Retourner sur le site

Pour comprendre l’Art Oratoire, il faut croiser des savoirs

Dans le numéro d’avril de Philosophie Magazine, le philosophe Martin Legros titre son article « Place au différent » avec l’accroche suivante : « La culture du « clash » permanent a détérioré la conversation publique. Mais au lieu de lui opposer l’idéal d’un échange rationnel et policé, peut-être serait-il plus fécond de renouer avec l’art de la dispute cher à Aristote ».

Faut-il, demande ce philosophe, revenir à la discipline de l’éristique qui faisait dans l’Antiquité la qualité des débats entre les écoles philosophiques, ou à celle de la disputatio, « clé de voûte », dit-il, « de la transmission et de la production des savoirs » dans l’université au Moyen Âge ? La réponse à sa question relève de l’utopie. Qui décréterait ce retour ? Et Montesquieu lui répondrait qu’« on ne change pas les mœurs par décret ». Car ce désordre permanent dans nos débats relève bien de mœurs dévoyées.

Débattre, oui mais dans les règles de l’Art Oratoire

En réalité, les disciplines de l’éristique et de la disputatio sont descendues par sédimentation au long des siècles jusque dans le cerveau de nos plus modestes instituteurs, sans qu’ils en aient forcément conscience. Elles sont donc disponibles dans l’esprit de nos débatteurs d’aujourd’hui. Il n’est pas besoin de les y réimplanter. Elles pourraient même faire rayonner à nouveau notre vieille Europe dans le monde, si nos débatteurs redevenaient des orateurs.

Le corps comme ancrage

Martin Legros frôle dans cet article la solution du corps, pourtant sans s’y arrêter. 1- Il écrit que la détérioration actuelle de la qualité de nos débats « peut déboucher sur une brutalisation physique du désaccord politique », ce qui est bien vrai. 2- Il accuse les réseaux sociaux d’être à l’origine de la dégradation de nos débats, sans pourtant remarquer que les corps y sont absents. 3- Une photo pleine page illustrant l’article montre le député André Chassaigne à l’Assemblée nationale maltraitant, c’est-à-dire oubliant son corps, le visage déformé par la colère, hurlant et pointant du doigt ses adversaires au bout d’un bras tendu. Mais la question ne vient pourtant pas à l’esprit de ce philosophe, de la maltraitance que nos orateurs infligent aujourd’hui à leur propre corps. Il ne cherche pas à interroger des connaisseurs du corps humain que sont par exemple les sportifs ou les médecins. Et nous n’aurions surement pas de mal à montrer des exemples de la réciproque.
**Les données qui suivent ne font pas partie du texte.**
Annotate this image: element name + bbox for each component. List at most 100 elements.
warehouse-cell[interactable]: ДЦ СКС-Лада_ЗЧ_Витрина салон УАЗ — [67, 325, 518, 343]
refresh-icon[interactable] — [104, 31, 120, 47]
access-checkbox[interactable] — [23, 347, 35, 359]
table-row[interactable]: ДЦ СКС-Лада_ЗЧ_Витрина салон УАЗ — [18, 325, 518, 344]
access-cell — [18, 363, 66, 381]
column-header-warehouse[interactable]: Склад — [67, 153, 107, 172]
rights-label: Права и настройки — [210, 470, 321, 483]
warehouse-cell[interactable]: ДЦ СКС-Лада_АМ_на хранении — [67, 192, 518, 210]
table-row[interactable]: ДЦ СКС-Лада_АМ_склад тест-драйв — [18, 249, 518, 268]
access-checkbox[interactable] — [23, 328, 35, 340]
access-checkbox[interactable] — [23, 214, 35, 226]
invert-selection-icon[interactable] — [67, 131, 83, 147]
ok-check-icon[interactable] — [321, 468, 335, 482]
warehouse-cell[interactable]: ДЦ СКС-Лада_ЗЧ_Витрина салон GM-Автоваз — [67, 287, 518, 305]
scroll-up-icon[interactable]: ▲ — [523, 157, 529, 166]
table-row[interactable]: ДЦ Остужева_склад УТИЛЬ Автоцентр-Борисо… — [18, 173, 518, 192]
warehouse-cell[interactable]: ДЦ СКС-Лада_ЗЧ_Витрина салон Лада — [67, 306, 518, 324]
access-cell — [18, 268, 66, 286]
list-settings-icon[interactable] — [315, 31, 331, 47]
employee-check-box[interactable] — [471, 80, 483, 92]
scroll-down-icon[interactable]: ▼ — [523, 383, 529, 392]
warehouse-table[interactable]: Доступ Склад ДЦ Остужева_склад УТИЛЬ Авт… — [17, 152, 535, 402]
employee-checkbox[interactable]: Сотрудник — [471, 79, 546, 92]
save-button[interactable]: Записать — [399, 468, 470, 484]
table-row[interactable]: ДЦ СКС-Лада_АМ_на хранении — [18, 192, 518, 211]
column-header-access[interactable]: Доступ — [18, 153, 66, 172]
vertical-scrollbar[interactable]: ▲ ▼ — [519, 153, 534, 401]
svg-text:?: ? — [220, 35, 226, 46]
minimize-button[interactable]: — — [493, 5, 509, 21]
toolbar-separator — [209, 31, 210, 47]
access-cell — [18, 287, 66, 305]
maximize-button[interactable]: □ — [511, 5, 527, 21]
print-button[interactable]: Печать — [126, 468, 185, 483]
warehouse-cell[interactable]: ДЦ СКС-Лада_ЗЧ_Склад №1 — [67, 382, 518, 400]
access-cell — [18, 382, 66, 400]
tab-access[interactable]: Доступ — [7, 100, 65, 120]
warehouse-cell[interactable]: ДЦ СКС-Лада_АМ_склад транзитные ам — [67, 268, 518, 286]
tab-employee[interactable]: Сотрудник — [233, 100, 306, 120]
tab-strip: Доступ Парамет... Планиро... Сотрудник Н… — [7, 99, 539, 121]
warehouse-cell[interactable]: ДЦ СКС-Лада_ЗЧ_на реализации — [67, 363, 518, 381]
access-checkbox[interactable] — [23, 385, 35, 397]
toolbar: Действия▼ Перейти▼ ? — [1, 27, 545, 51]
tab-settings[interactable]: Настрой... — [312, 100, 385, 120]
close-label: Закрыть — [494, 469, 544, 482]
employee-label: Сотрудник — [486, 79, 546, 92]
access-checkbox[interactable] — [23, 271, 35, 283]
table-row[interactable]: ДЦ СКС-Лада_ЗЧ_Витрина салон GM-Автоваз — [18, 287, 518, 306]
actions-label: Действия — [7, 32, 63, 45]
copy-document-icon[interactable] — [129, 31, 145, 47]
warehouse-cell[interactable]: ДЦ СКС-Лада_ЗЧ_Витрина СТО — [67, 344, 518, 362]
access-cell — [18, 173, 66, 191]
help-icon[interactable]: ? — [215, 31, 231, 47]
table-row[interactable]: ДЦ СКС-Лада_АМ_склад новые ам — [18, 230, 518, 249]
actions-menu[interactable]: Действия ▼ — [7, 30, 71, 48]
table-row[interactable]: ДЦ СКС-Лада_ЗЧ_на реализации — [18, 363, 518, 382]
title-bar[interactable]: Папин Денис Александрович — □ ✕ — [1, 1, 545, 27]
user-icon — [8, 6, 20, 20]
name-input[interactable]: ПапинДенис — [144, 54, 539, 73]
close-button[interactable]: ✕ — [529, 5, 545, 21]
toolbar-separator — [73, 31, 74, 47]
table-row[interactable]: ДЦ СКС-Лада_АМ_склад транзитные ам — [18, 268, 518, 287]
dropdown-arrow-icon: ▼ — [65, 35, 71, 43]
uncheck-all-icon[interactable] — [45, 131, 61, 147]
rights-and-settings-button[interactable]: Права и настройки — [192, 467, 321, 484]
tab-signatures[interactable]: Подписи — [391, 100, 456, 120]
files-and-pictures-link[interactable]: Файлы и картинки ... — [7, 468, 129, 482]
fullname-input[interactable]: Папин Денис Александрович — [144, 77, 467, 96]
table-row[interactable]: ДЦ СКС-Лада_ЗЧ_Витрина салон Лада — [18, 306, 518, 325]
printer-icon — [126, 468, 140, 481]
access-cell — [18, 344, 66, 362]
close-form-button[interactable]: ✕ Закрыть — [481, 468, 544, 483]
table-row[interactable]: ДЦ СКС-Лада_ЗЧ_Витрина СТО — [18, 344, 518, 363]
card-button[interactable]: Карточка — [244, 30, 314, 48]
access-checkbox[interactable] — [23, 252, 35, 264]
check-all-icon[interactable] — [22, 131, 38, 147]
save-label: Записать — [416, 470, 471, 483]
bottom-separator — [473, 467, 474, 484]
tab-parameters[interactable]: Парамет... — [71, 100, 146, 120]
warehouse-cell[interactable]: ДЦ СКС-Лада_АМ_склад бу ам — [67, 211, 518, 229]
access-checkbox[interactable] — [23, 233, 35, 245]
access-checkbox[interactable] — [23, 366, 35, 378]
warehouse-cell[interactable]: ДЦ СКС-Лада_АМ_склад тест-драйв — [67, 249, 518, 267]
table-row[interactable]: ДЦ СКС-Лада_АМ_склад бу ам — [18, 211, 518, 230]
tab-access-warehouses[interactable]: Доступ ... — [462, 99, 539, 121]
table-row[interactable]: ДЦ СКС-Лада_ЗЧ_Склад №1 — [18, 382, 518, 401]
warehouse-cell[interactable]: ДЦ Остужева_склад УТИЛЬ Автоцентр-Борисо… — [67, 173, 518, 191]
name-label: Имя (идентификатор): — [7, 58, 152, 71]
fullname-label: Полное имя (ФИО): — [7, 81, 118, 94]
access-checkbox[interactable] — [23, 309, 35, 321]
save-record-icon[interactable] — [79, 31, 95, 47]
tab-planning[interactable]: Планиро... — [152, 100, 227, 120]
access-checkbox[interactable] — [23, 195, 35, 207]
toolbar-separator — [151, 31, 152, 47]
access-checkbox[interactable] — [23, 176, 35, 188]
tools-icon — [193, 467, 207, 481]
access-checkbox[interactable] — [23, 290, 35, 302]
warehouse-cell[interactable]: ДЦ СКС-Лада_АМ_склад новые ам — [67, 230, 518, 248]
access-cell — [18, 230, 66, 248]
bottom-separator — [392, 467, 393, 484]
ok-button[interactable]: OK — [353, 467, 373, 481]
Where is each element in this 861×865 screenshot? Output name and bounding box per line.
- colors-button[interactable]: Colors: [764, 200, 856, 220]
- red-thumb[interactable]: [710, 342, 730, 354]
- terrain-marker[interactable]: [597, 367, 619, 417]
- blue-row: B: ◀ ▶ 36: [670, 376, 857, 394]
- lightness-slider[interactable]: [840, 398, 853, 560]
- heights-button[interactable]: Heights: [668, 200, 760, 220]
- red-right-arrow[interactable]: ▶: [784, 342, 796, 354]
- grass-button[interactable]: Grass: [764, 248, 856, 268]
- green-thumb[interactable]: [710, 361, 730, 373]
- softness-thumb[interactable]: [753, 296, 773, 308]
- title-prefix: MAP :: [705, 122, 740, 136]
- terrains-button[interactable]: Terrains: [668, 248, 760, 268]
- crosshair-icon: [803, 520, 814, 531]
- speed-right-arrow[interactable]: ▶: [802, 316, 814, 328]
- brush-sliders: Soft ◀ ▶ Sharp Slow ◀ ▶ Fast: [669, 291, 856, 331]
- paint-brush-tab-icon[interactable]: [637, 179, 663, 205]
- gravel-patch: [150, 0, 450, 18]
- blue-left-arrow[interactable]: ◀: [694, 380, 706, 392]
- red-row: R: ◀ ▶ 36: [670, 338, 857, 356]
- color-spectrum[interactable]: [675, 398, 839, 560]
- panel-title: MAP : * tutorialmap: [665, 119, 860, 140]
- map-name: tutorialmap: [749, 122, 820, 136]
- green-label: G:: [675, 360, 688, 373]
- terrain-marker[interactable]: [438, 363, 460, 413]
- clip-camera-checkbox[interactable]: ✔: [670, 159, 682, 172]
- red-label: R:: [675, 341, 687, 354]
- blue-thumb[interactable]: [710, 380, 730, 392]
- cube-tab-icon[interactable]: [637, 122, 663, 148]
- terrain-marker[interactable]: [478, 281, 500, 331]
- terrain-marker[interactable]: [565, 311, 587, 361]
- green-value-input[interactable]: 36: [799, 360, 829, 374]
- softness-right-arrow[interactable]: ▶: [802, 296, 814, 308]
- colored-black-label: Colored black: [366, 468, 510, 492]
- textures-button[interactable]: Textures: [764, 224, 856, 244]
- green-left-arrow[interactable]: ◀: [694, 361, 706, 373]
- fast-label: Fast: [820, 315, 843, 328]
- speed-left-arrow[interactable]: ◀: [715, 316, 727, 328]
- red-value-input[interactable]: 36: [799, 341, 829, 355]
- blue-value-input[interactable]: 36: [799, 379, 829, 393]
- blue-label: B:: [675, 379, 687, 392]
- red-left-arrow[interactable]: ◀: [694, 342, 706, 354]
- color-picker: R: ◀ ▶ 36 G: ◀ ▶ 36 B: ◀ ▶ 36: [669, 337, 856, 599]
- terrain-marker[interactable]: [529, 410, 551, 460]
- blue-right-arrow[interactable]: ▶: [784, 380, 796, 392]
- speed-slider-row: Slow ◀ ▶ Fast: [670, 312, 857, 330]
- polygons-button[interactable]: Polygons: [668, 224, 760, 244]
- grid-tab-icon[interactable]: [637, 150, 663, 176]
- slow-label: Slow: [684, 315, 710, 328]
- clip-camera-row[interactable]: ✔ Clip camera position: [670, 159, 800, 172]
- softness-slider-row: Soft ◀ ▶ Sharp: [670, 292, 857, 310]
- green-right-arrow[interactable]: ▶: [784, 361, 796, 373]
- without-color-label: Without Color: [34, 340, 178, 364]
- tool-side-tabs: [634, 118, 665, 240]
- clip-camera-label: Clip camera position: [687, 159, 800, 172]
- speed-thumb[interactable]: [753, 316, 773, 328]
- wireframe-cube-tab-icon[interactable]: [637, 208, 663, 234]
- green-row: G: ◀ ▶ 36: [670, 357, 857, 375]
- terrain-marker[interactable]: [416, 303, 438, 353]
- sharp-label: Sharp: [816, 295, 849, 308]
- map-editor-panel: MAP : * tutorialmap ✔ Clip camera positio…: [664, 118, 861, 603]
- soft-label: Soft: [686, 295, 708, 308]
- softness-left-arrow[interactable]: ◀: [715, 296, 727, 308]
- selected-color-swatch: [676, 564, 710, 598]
Le bon orateur se compose d’un tout

Le sociologue Edgar Morin est devenu l’un des maîtres à penser de notre école, parce qu’il s’est toujours désolé de la « disjonction » des savoirs. Il s’est attaché dans ses propres recherches, contrairement à ceux qu’il appelle des « spécialistes », à les rapprocher. Suivant sa démarche, il fut essentiel pour notre compréhension du savoir-faire des grands orateurs de croiser les savoirs du maître de l’art dramatique Louis Jouvet et du neurobiologiste américain Antonio Damasio. Nous avons pu ainsi montrer à nos élèves qu’à condition de réinviter le corps dans leurs paroles publiques, ils pouvaient logiquement conduire leurs débats selon l’art de la dispute cher à Aristote, sans jamais l’avoir lu ou en avoir entendu parler.